Unless I'm missing something big, this looks like a significant deal for independent developers of self-driving AI software: GPUDrive enables them to run driving simulations with hundreds of AI agents on consumer-grade GPUs at 1M FPS, and it comes with Python bindings, wrappers for Pytorch and Jax, and a friendly standard MIT license. Thank you for sharing this on HN!
I am not an expert, but the way that I understand self-driving systems is that there are multiple models running, and then those outputs are fused into yet another model which outputs the raw controls/actuations. In other words, I see this model/trainer as the "conductor", telling the car how it should approach an intersection, enter a highway, deal with merging traffic or construction zones, etc.
There is another model which interprets visual data to assist with lane-keeping, slow down or stop for pedestrians, inform the conductor of road signs... The final model combines all these inputs and incorporates the user preferences and then decides whether to brake or accelerate, how much to rotate the steering wheel.
Idk heh. The point of the high performance training is you can train the "conductor" role faster, and run inference faster. Assuming the car has limited compute/gpu resources, if you have a very high performance conductor function, you can dedicate that much more budget to visual/sensor inference and or any other models like the Trolley Problem decider (jk).

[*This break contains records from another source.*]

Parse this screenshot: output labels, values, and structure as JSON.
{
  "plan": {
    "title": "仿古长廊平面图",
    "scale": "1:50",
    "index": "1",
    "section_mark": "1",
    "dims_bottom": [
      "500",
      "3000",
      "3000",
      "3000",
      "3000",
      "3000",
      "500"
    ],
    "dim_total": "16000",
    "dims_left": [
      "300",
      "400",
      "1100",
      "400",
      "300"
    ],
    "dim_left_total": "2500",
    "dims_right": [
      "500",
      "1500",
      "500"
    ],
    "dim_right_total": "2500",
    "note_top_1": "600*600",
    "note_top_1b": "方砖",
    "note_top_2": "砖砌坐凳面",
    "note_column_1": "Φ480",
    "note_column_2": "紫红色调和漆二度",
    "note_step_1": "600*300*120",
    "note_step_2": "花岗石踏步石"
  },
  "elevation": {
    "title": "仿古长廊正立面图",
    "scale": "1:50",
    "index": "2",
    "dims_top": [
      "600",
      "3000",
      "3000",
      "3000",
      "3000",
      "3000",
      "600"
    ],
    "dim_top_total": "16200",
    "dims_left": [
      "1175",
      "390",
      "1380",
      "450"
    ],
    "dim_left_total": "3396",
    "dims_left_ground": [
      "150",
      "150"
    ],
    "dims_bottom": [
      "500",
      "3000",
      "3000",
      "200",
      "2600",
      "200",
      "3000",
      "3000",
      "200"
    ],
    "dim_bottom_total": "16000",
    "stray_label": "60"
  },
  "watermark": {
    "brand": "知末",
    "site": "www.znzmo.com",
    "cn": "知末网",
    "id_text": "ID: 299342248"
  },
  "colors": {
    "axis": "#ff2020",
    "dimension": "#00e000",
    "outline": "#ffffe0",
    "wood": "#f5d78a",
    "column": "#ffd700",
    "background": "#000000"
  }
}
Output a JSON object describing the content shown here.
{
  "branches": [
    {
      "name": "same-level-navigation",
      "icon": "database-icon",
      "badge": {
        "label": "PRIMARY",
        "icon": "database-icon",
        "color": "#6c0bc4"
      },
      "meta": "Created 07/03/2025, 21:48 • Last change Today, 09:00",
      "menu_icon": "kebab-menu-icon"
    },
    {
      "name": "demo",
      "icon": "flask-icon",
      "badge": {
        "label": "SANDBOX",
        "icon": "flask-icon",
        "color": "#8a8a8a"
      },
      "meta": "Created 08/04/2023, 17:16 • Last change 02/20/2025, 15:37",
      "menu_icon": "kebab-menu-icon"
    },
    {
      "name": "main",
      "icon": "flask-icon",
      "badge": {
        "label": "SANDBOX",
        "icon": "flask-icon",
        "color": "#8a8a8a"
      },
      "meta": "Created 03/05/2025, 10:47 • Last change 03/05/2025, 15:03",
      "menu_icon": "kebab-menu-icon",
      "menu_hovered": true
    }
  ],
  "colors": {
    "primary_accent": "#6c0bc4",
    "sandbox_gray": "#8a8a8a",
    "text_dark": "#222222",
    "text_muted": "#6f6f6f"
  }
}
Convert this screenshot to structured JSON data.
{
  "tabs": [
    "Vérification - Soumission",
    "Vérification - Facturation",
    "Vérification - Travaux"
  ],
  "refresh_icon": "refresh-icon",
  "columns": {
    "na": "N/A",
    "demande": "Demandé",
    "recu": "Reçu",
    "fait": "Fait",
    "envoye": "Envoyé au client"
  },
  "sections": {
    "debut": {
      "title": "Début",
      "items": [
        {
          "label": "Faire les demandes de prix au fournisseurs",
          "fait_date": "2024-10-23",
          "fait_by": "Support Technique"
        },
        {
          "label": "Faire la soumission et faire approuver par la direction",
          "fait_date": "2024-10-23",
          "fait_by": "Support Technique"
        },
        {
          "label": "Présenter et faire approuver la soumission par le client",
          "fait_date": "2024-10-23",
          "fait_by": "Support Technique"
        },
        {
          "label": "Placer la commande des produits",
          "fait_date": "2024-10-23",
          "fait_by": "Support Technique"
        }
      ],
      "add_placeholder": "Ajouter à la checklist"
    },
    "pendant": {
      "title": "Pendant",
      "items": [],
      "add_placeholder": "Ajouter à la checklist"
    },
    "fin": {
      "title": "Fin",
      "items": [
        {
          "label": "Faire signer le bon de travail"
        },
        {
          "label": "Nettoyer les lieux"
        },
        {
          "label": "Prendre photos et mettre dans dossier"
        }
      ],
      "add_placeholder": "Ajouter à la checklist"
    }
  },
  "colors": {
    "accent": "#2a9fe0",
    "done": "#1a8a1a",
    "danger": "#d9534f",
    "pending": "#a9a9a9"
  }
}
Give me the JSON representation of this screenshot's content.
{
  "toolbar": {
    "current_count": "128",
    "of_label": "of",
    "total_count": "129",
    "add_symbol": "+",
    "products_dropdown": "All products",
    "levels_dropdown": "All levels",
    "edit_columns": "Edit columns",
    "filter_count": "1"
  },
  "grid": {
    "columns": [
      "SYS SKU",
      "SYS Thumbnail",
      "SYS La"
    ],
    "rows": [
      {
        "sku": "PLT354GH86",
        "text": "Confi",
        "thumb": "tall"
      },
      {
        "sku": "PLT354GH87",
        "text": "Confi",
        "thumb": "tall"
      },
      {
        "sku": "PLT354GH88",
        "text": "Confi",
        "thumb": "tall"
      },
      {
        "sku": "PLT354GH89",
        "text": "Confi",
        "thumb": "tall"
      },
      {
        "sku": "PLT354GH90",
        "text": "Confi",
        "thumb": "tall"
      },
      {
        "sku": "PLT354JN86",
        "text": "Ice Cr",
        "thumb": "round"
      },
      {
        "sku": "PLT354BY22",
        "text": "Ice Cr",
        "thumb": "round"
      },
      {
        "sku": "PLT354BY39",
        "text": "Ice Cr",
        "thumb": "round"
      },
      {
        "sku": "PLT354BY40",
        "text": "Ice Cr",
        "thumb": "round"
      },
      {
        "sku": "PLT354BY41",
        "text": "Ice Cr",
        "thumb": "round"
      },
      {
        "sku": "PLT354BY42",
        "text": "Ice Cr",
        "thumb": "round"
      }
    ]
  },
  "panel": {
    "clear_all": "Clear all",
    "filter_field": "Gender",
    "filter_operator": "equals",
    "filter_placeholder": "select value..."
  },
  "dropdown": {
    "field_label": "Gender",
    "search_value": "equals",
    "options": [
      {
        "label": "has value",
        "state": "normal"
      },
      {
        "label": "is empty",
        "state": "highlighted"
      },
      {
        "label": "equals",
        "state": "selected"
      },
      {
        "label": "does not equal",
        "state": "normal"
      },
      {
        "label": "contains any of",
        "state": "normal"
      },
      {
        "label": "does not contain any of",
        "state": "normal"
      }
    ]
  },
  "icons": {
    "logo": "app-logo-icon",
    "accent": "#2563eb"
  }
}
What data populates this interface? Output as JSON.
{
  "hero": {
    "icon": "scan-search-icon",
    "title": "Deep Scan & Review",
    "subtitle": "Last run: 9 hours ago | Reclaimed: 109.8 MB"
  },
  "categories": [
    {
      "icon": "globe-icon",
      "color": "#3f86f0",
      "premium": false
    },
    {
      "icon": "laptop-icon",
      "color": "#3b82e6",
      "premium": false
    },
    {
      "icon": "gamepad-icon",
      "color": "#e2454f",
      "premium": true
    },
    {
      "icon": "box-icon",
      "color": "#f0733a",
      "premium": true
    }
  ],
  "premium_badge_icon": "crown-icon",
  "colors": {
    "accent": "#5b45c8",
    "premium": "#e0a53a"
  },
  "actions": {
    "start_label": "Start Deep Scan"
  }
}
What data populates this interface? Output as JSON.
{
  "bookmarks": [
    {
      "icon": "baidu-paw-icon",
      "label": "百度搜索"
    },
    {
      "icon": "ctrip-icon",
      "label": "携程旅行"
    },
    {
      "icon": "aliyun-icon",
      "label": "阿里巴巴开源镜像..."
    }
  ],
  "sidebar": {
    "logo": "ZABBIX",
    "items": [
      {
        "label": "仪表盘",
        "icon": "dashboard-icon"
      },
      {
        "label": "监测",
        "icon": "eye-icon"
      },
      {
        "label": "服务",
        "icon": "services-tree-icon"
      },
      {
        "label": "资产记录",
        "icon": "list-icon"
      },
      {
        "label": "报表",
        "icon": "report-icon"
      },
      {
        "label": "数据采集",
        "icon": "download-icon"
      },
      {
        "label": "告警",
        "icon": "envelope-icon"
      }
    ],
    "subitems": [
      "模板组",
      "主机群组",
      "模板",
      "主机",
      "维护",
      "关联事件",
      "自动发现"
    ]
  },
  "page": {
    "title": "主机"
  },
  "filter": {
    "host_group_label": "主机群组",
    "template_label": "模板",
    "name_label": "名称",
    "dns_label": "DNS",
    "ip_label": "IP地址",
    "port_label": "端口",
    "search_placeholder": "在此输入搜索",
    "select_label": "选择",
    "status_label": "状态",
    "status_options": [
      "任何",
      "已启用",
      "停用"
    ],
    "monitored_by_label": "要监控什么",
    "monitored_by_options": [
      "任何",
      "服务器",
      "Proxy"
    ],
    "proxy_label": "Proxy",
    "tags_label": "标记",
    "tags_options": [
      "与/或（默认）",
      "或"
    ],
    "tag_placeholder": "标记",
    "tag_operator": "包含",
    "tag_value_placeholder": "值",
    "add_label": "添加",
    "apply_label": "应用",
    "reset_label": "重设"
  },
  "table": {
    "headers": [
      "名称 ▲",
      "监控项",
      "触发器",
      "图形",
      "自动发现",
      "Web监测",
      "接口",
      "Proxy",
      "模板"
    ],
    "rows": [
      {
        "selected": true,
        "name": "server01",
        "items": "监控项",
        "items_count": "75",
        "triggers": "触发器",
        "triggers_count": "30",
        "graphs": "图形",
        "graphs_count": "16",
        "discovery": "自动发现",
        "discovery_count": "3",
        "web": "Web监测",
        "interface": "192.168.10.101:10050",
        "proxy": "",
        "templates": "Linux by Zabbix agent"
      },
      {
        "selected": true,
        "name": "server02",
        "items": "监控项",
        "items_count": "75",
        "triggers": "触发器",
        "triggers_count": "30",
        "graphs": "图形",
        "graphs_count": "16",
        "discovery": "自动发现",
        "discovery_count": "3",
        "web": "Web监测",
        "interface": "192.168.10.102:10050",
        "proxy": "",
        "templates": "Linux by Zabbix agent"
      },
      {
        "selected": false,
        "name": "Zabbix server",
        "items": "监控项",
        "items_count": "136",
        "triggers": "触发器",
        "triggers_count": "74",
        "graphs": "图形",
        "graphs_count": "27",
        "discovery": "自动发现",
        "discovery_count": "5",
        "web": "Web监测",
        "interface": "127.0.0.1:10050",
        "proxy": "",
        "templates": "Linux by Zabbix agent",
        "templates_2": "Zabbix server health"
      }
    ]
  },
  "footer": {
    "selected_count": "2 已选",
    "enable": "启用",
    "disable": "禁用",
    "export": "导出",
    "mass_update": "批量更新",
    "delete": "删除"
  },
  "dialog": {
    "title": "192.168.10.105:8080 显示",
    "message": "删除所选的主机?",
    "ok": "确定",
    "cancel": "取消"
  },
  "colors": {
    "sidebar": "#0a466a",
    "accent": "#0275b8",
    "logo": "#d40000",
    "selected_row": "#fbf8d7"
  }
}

Is this just the location data being trained on, or is there image and sensor input data too? It looks like it's just location, which seems like it limits the applicability, but I'm not sur
Edit: reading a bit more it's somewhere in between. Afaict no raw sensor data etc.,. but different "parsed" sensor inputs are supported. I'm not sure whether this is synthetic or not? E.g., is the LIDAR view real LIDAR data from some system or a processed result of what the system thinks LIDAR would be able to see? I can't tell.
If you have a simulation where realtime is 60 fps, you could simulate a little over 4.5 hours per second if you could run it at 1M fps. That would definitely help with learning rate.
He's not saying "break realtime into microsecond chunks."
He's saying: run through 4.5 hours of 16 millisecond chunks of time in a second. This is good for regression testing or producing training data quickly.